The instant the last bell sounded on lessons, ten girls made for their lockers, and fifteen minutes later the first team and the subs. were moving toward the gymnasium deep in the discussion of the coming game and their chances for success over their opponents.
A brief meeting was held, and the girls were assigned to their positions. Grace had fully intended that Miriam should play center, but when she proposed it, Miriam flatly refused to do so, and asked for her old position of right forward.
“You are our captain,” she declared to Grace, “and the best center I ever saw on a girls’ team. It would be folly to change now. Don’t you agree with me, girls?”
Nora was detailed as left forward, while Marian Barber and Eva Allen played right and left guards. The substitutes were also assigned their positions and practice began.
Before they had been on the floor twenty minutes the girls were thoroughly alive to the joy of the game and worked with the old-time dash and spirit that had won them the championship the previous year. Now that they were in harmony with each other, they played with remarkable unity, and after an hour’s practice Grace decided that they were in a fair way to “whip the seniors off the face of the earth.”
“I never saw you girls work better!” she exclaimed. “It will be a sorry day for the seniors when we line up on the twelfth.”
“There’ll be a great gnashing of senior teeth after the game,” remarked Nora confidently.
“Do you know, girls,” said Grace, as they left the gymnasium that afternoon, “I am sorry that Eleanor won’t be peaceable.

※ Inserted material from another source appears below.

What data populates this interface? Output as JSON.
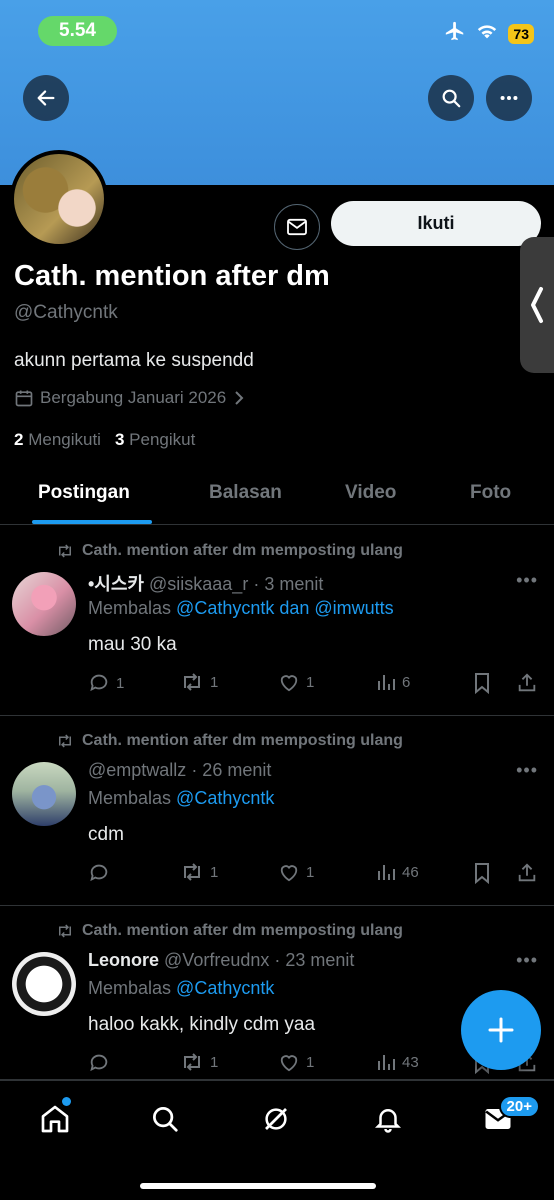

I wanted her to like every bit of our school life and thought she’d surely be interested in basketball. I suppose she will stay away from the game merely because we are on the team. It is really a shame for her to be so unreasonable.”
“Grace Harlowe, are you ever going to stop mourning over Eleanor?” cried Miriam impatiently. “She doesn’t deserve your regret and is too selfish to appreciate it. I know what I am talking about because I used to be just as ridiculous as she is, and knowing what you suffered through me, I can’t bear to see you unhappy again over some one who is too trivial to be taken seriously.”
“You’re a dear, Miriam!” exclaimed Nora impulsively.
It was the first time that the once haughty Miriam had ever referred publicly to past shortcomings, although from the time she and Grace had settled their difficulties at the close of the sophomore year, she had been a changed girl.
“Where are Anne and Jessica to-day?” asked Eva Allen.
“Anne and Jessica have refused point blank to honor us with their presence during practice,” announced Nora. “I asked Jessica to-day, and she said that they didn’t want to know how we intended to play, for then they could wax enthusiastic and make a great deal more noise. It is their ambition to become loud and loyal fans.”